子午線一度の長さを得るためには、江戸からはるか蝦夷の地までの長い距離を測る必要があったが、それには幕府の許可と援助がなければならなかった。「蝦夷地の地図を作る」という名目でようやく許可をもらった主人公は、ある雪の日に「一年後の四月に蝦夷地へ向かって測量の旅に出る」ことを決心するのだった。

登場人物・キャラクター

隠居した中年男 (いんきょしたちゅうねんおとこ)

『ふらり。』の主人公。作中まったく名前が出てこない。江戸深川黒江町に居を構え、江戸中を歩きまわっておのれの歩幅で測量をする訓練をしていた。正確な子午線一度の長さを求め、それによって地球の大きさを割り出すことがその目的である。が、懇意にしていた幕府の天文方の役人に、正確な子午線一度の長さを求めるには、江戸から蝦夷地までの距離くらいの長さを測る必要がある、と言われて蝦夷地への測量の旅を計画する。 江戸中を歩きまわるのみならず、近くにいる植物や動物の見たものを共有してしまう(幻視のように描かれる)。隠居した中年男の名前は作中にまったく出てこないが、日本中を歩いて測量した伊能忠敬をモデルにしたと思われる(ただし虚実が取り混ぜてある)。 史実通りなら、伊能忠敬は1795年に50歳で江戸に居を構えたのだが、年号(西暦)や年齢はまったく作中で示されない。

お栄 (おえい)

『ふらり。』の登場人物。隠居した中年男の妻。美人で、文章に関する教養もある。夫がやたらと外へ出かけて歩きまわったり、家の中が測量や天体観測の機器だらけになっていることに不安を覚ているが、芯のところでは夫を信じている。終盤で、夫から蝦夷地測量の旅への同行を求められる。史実通りならば、この女性は伊能忠敬の四人目の妻である(前の三人は全て死別)、女性漢詩人の大崎栄をモデルにしていると思われる。 実際は、大崎栄は蝦夷地の測量に参加しなかった様子。

一茶 (いっさ)

『ふらり。』の登場人物。5話の「星」に登場。夜に星を見ながら歩いていた隠居した中年男が出会った俳人。頭巾の上に菅笠をかぶった旅装束で、まだ若い男性。二人が出会ったのは、百年ほど前に松尾芭蕉が住んでいた芭蕉庵の近く。俳人は「風流とは縁がなくても、私なりの句風を見つけたい」と語る。別れ際、隠居した中年男に、自分の俳号は一茶だ、と言う。 第12話の終わりで少しだけ再登場し、「名月を とってくれろと 泣く子かな」という小林一茶の有名な句が示されることから、この俳人が小林一茶をモデルにしていることが明確となった。小林一茶が伊能忠敬と実際に出会ったかどうかは、資料がない。

絵師 (えし)

『ふらり。』の登場人物。夕方、大川(隅田川)の河原で写生をしている若い男性の絵師。短いあごヒゲを生やしている。8話の「蛍」に登場。隠居した中年男は、散歩のたびに河原にいる彼を見ており、ある日声をかける。「真にして立ち、行にして歩み、草にして走る。つまり、筆意は筆にまかせず自分の手に心を用いるという運筆の心得です」と語り、隠居した中年男を悩ませる。

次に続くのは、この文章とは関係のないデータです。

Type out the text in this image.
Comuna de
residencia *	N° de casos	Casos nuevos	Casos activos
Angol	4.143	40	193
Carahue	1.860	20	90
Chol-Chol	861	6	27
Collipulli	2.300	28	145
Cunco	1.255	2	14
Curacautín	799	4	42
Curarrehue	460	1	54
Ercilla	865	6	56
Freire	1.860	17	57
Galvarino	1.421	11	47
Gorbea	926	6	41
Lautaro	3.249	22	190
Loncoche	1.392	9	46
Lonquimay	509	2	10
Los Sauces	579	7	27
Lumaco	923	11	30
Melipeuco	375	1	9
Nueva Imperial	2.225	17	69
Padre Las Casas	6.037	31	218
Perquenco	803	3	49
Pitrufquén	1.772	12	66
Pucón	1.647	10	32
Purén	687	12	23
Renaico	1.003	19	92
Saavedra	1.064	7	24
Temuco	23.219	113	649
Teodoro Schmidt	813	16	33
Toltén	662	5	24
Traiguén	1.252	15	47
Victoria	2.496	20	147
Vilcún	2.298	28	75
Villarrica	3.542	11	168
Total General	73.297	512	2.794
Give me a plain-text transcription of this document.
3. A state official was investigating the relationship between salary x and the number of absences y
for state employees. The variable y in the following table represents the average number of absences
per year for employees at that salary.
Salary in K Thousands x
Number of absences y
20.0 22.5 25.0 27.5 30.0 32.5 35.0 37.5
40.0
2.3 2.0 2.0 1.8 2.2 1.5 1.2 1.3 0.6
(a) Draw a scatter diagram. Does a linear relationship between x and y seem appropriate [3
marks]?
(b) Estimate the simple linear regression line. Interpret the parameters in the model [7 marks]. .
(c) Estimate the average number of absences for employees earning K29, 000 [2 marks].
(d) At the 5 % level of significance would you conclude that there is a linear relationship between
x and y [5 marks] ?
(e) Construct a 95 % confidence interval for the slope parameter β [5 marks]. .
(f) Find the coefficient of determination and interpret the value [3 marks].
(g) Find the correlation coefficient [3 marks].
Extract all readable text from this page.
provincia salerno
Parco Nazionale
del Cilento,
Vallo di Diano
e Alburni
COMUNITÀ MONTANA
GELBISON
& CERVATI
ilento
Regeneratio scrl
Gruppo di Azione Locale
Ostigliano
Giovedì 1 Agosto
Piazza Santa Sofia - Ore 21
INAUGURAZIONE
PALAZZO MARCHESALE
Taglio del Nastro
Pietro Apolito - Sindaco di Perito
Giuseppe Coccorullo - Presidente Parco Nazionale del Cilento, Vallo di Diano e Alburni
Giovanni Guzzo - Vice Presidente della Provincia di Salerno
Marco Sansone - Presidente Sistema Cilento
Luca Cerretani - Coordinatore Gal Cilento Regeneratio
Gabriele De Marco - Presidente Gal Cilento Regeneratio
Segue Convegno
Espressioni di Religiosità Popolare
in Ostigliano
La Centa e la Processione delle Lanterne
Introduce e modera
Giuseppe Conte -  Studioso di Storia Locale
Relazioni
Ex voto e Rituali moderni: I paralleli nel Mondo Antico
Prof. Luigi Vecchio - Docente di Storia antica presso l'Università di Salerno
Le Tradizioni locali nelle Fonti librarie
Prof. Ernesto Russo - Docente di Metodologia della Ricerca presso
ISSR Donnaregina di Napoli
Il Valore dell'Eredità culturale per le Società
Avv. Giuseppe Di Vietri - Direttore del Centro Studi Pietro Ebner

天文方暦局の役人 (てんもんかたこよみきょくのやくにん)

『ふらり。』の登場人物。10話の「雷」に登場。蔵前にある徳川幕府の天文方の建物にいる役人で、隠居した中年男より若い男性。薄い八の字ヒゲを生やしている。隠居した中年男と測量の話をし、正確な子午線一度の長さを求めるには、江戸から蝦夷地までの距離くらいの長さを測る必要がある、と言う。 そして、蝦夷地の地図を作成するという名目で、幕府に測量許可の申請をしようと約束する。13話の「馬」に再度登場し、蝦夷地測量の許可が下りたことを隠居した中年男に告げた。史実通りならば、この役人は伊能忠敬の暦学・測量の師である高橋至時(たかはしよしとき)をモデルにしたキャラクターと思われる。

噺家 (はなしか)

『ふらり。』の登場人物。10話の「雷」に登場。作中まったく名前が出てこないので、噺家と表記する。蔵前の天文方から帰宅する途中で落雷に巻き込まれて腰を抜かした隠居した中年男を助けた男。近所の料理屋の大座敷で隠居した中年男を介抱する。声色(歌舞伎役者の声帯模写)芸人だったが、今は烏亭焉馬(うていえんば)の下で話芸の修行中と話し、座敷の客を前に落語「もといぬ」(元犬)を演じる。 烏亭焉馬は、江戸後期の「落語中興の祖」と言われている。

(とんび)

『ふらり。』に登場する動物。1話の「鳶」に登場。大川(隅田川)の上空を飛び、船で釣りをしていた男の獲物を空中で横取りする。その光景を見ていた主人公は、鳶の眼で、はるかな高みから見る江戸の町並みを幻視する。

(かめ)

『ふらり。』に登場する動物。3話の「亀」に登場。深川八幡の放生会(ほうじょうえ)で隠居した中年男が十文で購入して川に戻した亀。放生会とは、捕らえた動物を再度野に戻し、殺生を戒め功徳を積む仏教の儀式。隠居した中年男は亀の眼で川の中を泳ぎ、河原にいる女性たちを見る。これ以外にも、2話で桜、4話で猫、11話で蜻蛉、14話で蟻、といった具合に隠居した中年男は、それぞれの視点から見た世界を幻視する。

その他キーワード

量程器 (りょうていき)

『ふらり。』に登場する測量用の機器。7話の「雨」に登場。隠居した中年男が使用した歩数計。平賀源内の苦心の作品らしい(その時点で源内はすでに死んでいるが)。雨の日に使ったため、足がぬかるんでうまく作動しなかった。

量程車 (りょうていしゃ)

『ふらり。』に登場する測量用の機器。7話の「雨」に設計図だけ登場。車を移動し、その動輪の回転数を歯車で数え、距離を表示するように作った測量器具。隠居した中年男は脚気で足が動かなくなった男が乗る車いすを街で見かけ、この仕掛を思いつく。12話の「馬」で、この機器を馬に引かせれば良いと考える。もちろん実在の機械で、伊能忠敬はこれを用いて測量を行った。

垂揺球儀 (すいようきゅうぎ)

『ふらり。』に登場する測量用の機器。9話の「象」に登場。お栄は振り子時計と思ったが、実際は天体観測に用いる機械。振り子の振動数から、時刻を換算するもの。

象限儀 (しょうげんぎ)

『ふらり。』に登場する測量用の機器。9話の「象」に登場。土地の起伏や山の高さを測る機器。円を四分の一に切ったようなもので角度をはかる。作中で隠居した中年男はお栄に、この器具の使い方を教えたようだ。

羅針 (らしん)

『ふらり。』に登場する測量用の機器。12話の「馬」に登場。杖のような棒の上に、方位磁石が付いた機器。正確な方位を測定する。